手の甲へのキスから始まり、指を咥えながら出した。



綱手は「ヘンタイ」と言っていた。



すごく気持ち良かったが、気持ちの悪い客である。





綱手は、透明な器に入った美味しくて冷たい烏龍茶の接茶を出してくれたあと、自室のようなスペースに戻ってしまった。




着替えて友達と一緒に店を出るときもお見送りに来なかった。






自室スペースの前まで行って、「ありがとね」と言った。

綱手は「はーい」といった。




私は「これあげる」とカーテンを開け、「イラナイ」と何度も断る綱手にレモン味のすっぱいチュウを1粒手渡した。



さすがに嫌われたかなと思ったが、私はこういうことに慣れていた。



半分本気半分冗談の芝居掛かった感じだが、帰るときに、遠くの壁に寄りかかって両手を組みながら、アゴのジェスチャーで見送られたこともあった。


応接スペースのソファに敷いてあった座布団で優しく叩かれたこともある。
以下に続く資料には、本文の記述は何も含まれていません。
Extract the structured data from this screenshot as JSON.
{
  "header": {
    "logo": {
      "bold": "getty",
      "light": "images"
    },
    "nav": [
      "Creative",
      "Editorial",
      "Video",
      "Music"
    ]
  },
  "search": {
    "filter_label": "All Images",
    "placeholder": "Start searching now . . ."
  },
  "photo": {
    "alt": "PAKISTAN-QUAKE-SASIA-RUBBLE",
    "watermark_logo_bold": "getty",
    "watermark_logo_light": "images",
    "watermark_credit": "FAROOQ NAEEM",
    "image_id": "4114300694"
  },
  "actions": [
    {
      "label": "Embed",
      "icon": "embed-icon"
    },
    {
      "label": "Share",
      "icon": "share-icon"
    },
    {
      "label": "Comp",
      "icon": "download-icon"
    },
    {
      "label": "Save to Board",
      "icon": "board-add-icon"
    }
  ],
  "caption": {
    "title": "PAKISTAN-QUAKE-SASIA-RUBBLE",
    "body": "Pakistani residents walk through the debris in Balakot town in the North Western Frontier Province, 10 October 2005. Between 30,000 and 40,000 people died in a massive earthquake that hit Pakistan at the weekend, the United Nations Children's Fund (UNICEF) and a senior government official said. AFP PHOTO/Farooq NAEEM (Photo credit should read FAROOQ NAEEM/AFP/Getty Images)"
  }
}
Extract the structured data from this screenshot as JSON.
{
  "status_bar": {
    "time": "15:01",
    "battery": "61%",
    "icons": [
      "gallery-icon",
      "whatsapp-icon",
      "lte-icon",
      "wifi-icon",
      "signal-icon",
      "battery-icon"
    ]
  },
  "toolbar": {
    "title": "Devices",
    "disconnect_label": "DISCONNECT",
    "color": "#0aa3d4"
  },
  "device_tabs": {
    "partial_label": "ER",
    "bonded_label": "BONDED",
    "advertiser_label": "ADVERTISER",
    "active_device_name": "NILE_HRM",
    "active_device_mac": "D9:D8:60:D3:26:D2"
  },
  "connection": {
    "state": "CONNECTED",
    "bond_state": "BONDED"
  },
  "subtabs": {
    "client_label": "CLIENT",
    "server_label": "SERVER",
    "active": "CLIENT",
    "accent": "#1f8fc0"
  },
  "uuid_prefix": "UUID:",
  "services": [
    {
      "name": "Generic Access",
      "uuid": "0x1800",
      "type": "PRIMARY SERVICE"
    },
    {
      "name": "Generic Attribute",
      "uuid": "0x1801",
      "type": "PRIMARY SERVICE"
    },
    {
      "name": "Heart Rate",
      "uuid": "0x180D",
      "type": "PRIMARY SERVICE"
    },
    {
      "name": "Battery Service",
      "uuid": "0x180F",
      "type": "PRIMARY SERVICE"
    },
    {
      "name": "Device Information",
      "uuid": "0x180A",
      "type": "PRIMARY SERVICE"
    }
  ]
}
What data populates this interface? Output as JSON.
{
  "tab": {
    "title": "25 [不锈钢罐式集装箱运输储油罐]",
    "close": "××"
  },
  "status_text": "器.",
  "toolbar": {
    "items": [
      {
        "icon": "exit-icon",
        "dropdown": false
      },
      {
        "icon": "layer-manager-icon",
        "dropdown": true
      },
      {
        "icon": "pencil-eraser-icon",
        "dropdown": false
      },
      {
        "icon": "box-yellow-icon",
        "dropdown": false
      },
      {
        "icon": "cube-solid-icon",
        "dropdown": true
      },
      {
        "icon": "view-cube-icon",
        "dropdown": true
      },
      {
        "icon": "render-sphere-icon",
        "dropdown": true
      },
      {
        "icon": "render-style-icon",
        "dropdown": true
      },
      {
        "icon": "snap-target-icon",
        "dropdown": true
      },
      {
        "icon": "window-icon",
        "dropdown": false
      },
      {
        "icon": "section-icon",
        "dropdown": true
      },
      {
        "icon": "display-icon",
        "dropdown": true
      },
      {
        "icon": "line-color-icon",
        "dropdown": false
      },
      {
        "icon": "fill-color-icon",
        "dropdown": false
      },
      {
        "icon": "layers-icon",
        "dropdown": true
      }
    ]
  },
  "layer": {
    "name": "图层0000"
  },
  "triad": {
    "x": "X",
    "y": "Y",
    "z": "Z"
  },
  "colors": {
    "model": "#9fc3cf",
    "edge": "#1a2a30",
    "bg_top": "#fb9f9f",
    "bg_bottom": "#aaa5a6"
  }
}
これは7割くらい冗談だったと思う。私は別の座布団を持って叩き返して、枕投げを楽しんだ。




その後○ルームーンには何度も訪れたが、いつも綱手はほほえみながら優しく対応してくれた。



きっとすっぱいチュウを渡したのが良かったのだろう。





仕事帰りにスーツのまま、電話もせずに、フラッと立ち寄り、「○ヤちゃんいる?」と聞いて、自来也や大蛇丸しか居なかったときは、そのまま帰宅した。
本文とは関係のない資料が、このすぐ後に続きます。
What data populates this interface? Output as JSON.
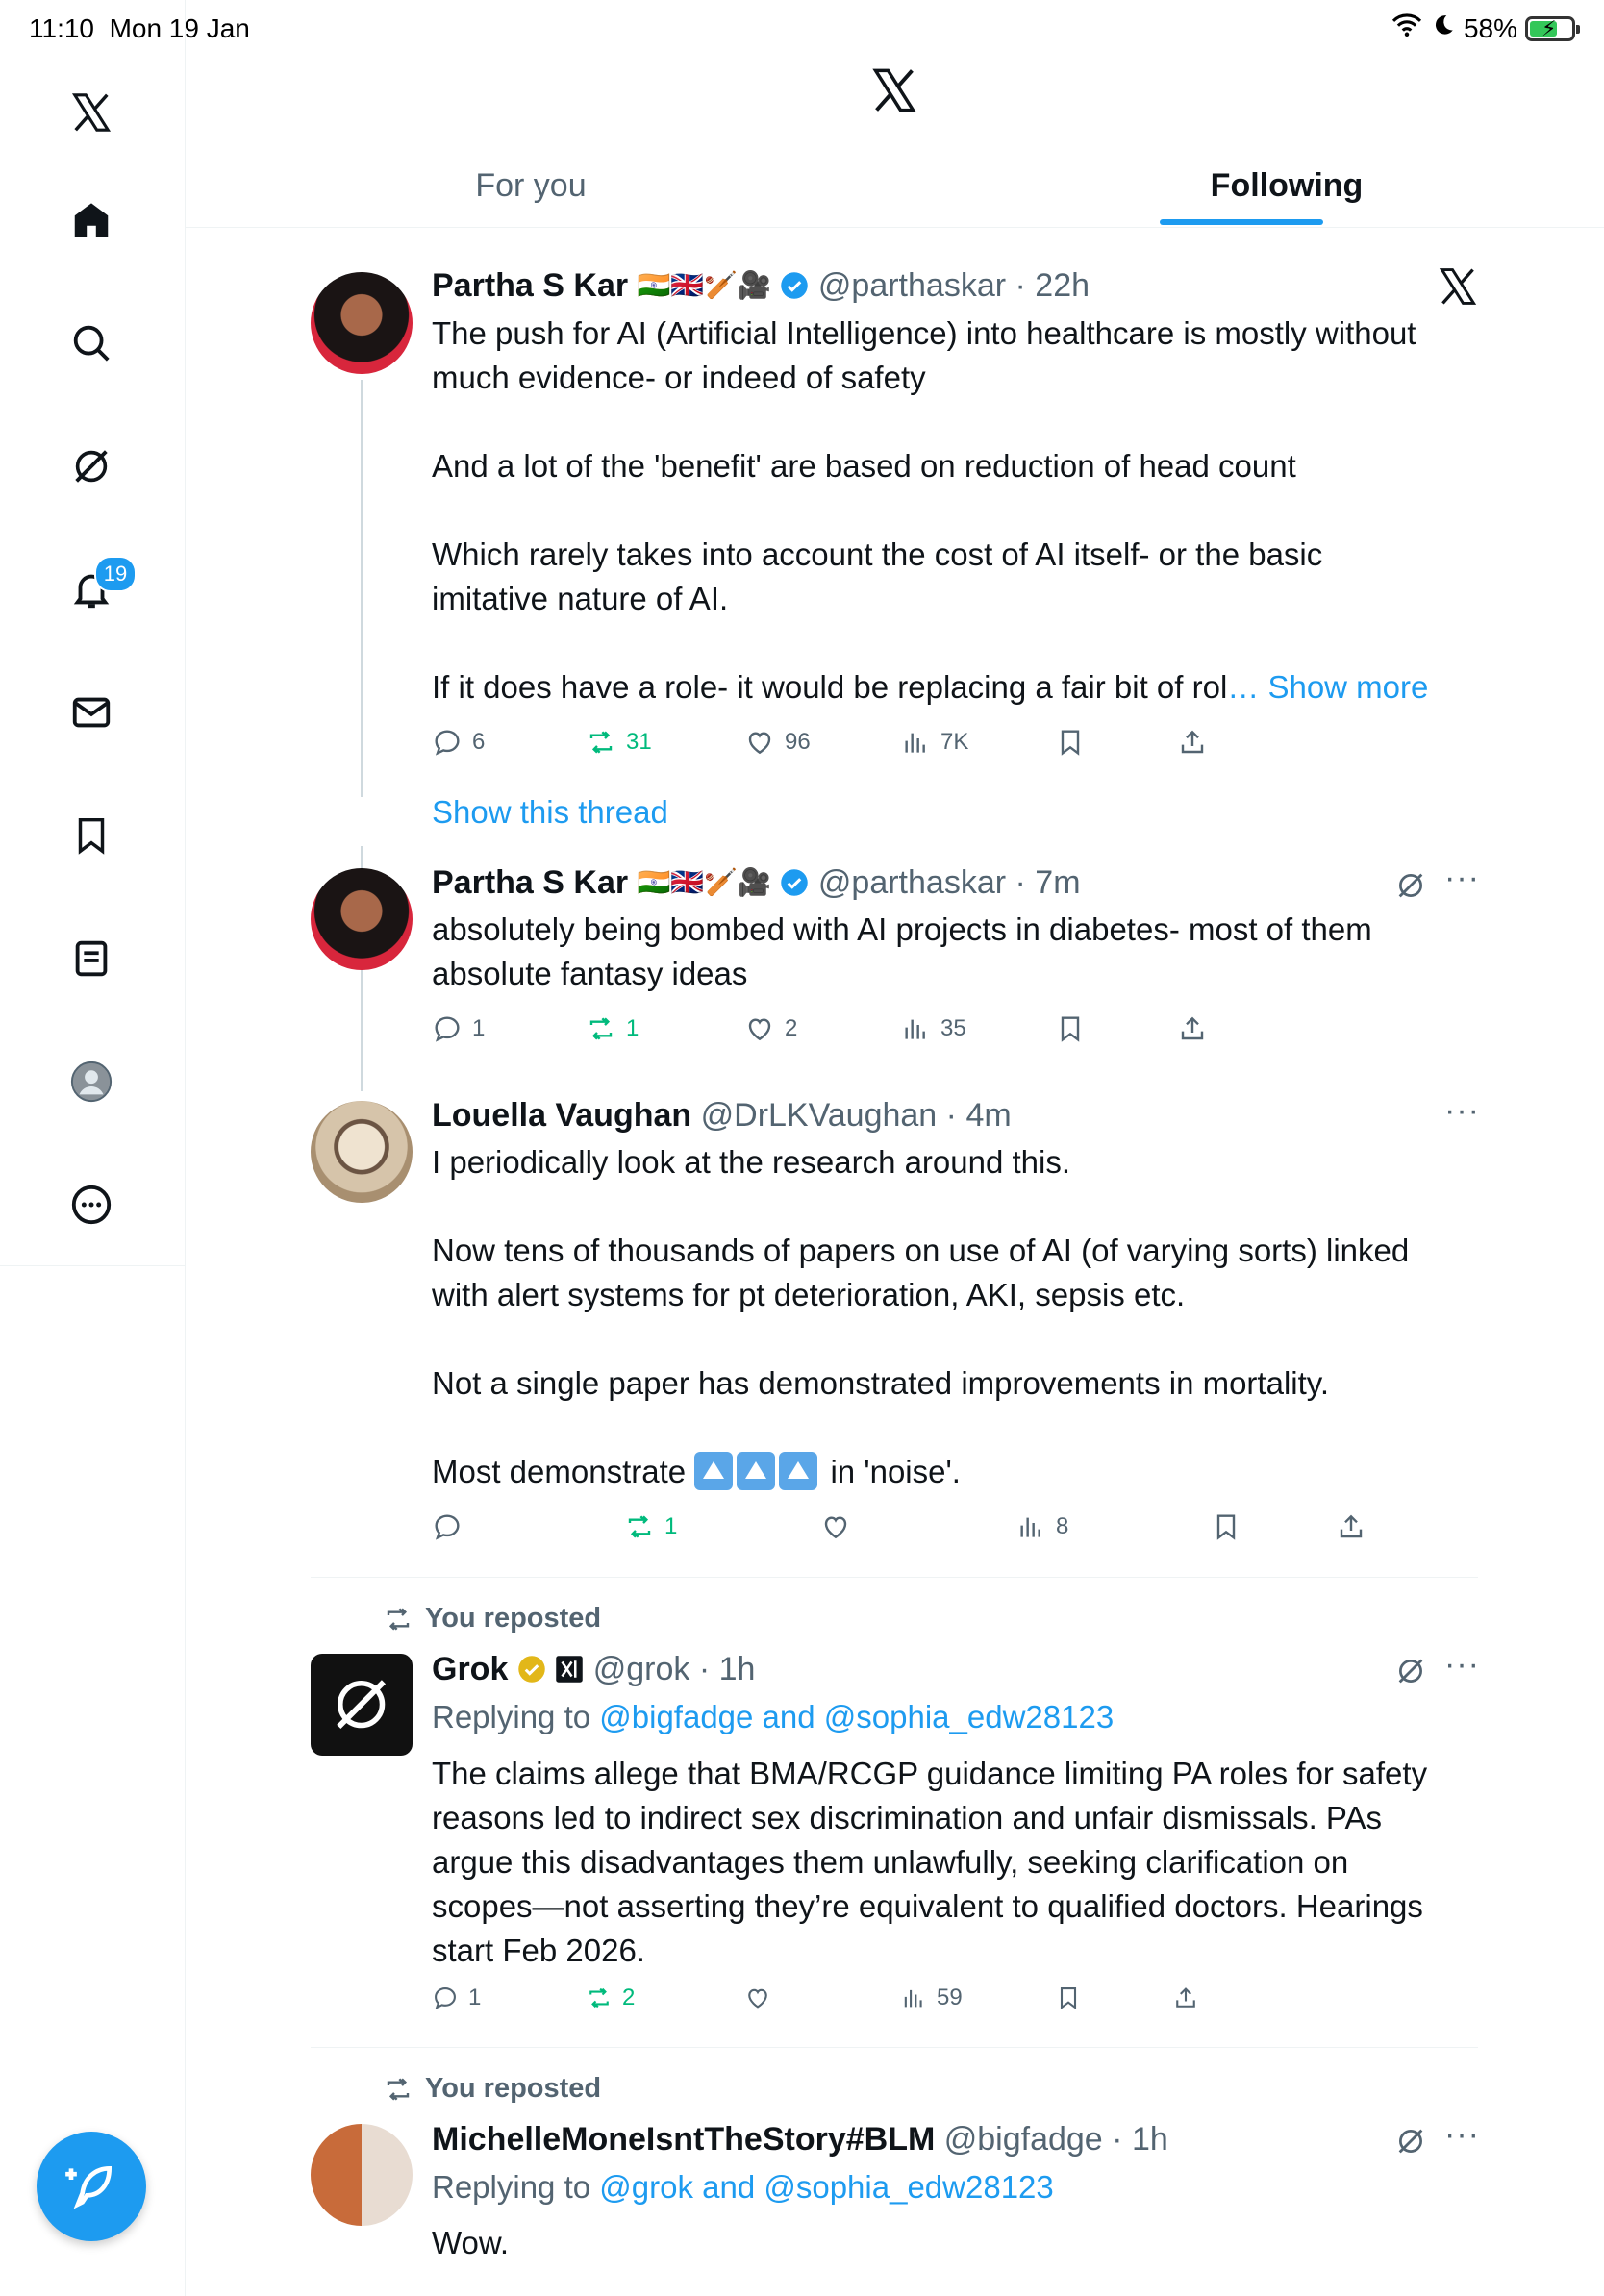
{
  "status": {
    "time": "11:10",
    "date": "Mon 19 Jan",
    "battery": "58%"
  },
  "sidebar": {
    "notification_count": "19"
  },
  "tabs": {
    "for_you": "For you",
    "following": "Following"
  },
  "posts": [
    {
      "name": "Partha S Kar",
      "flags": "🇮🇳🇬🇧🏏🎥",
      "handle": "@parthaskar",
      "time": "· 22h",
      "text": "The push for AI (Artificial Intelligence) into healthcare is mostly without\nmuch evidence- or indeed of safety\n\nAnd a lot of the 'benefit' are based on reduction of head count\n\nWhich rarely takes into account the cost of AI itself- or the basic\nimitative nature of AI.\n\nIf it does have a role- it would be replacing a fair bit of rol",
      "show_more": "… Show more",
      "replies": "6",
      "reposts": "31",
      "likes": "96",
      "views": "7K",
      "show_thread": "Show this thread"
    },
    {
      "name": "Partha S Kar",
      "flags": "🇮🇳🇬🇧🏏🎥",
      "handle": "@parthaskar",
      "time": "· 7m",
      "text": "absolutely being bombed with AI projects in diabetes- most of them\nabsolute fantasy ideas",
      "replies": "1",
      "reposts": "1",
      "likes": "2",
      "views": "35"
    },
    {
      "name": "Louella Vaughan",
      "handle": "@DrLKVaughan",
      "time": "· 4m",
      "text": "I periodically look at the research around this.\n\nNow tens of thousands of papers on use of AI (of varying sorts) linked\nwith alert systems for pt deterioration, AKI, sepsis etc.\n\nNot a single paper has demonstrated improvements in mortality.",
      "text_last_before": "Most demonstrate ",
      "text_last_after": " in 'noise'.",
      "reposts": "1",
      "views": "8"
    },
    {
      "reposted_label": "You reposted",
      "name": "Grok",
      "handle": "@grok",
      "time": "· 1h",
      "replying_prefix": "Replying to ",
      "replying_to": "@bigfadge and @sophia_edw28123",
      "text": "The claims allege that BMA/RCGP guidance limiting PA roles for safety\nreasons led to indirect sex discrimination and unfair dismissals. PAs\nargue this disadvantages them unlawfully, seeking clarification on\nscopes—not asserting they’re equivalent to qualified doctors. Hearings\nstart Feb 2026.",
      "replies": "1",
      "reposts": "2",
      "views": "59"
    },
    {
      "reposted_label": "You reposted",
      "name": "MichelleMoneIsntTheStory#BLM",
      "handle": "@bigfadge",
      "time": "· 1h",
      "replying_prefix": "Replying to ",
      "replying_to": "@grok and @sophia_edw28123",
      "text": "Wow."
    }
  ]
}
久しぶりに行ったとき、綱手は「イソガシカッタ?」とか「サビシカッタ」とか言ってくれた。






またある綱手のワンオペの日に接客してもらっているとき、施術中に何度も予約の電話が鳴った日があった。


ワンオペなので綱手が電話に出るしか仕方がなかったので、私はその度に「いいよ、全然大丈夫だよ」と言っていたが、綱手は「ホントニゴメンネ」と申し訳なさそうに謝ってくれていた。

施術が終わると、接茶だけではなく、冷蔵庫から小さいパックの野菜ジュースを出して「コレノンデ」と渡してくれた。



その日は私が特に疲れていたのを感じてくれていたのか、膝枕をしながら頭を撫でてくれた。








心から通じ合えている気がして、いつも満たされていた。






ただ、

引越すことを本当は伝えたかったのだが、彼女ができてからジーマサというものには本当に行かなくなったというのもあって、伝えられないままその街を出て、それから今日までその店には行けていない。





いつか心からの感謝を伝えられる日が来るのだろうか。



これにて、ひとまずは○ルームーンの話は完結としたいと思います。

コメント

ナイナイのお見合い大作戦好きやわ

No title

アゴで帰れってされてるのに嬉しそうなQを見た時はさすがに性癖の底なしさにビビったのを覚えてる。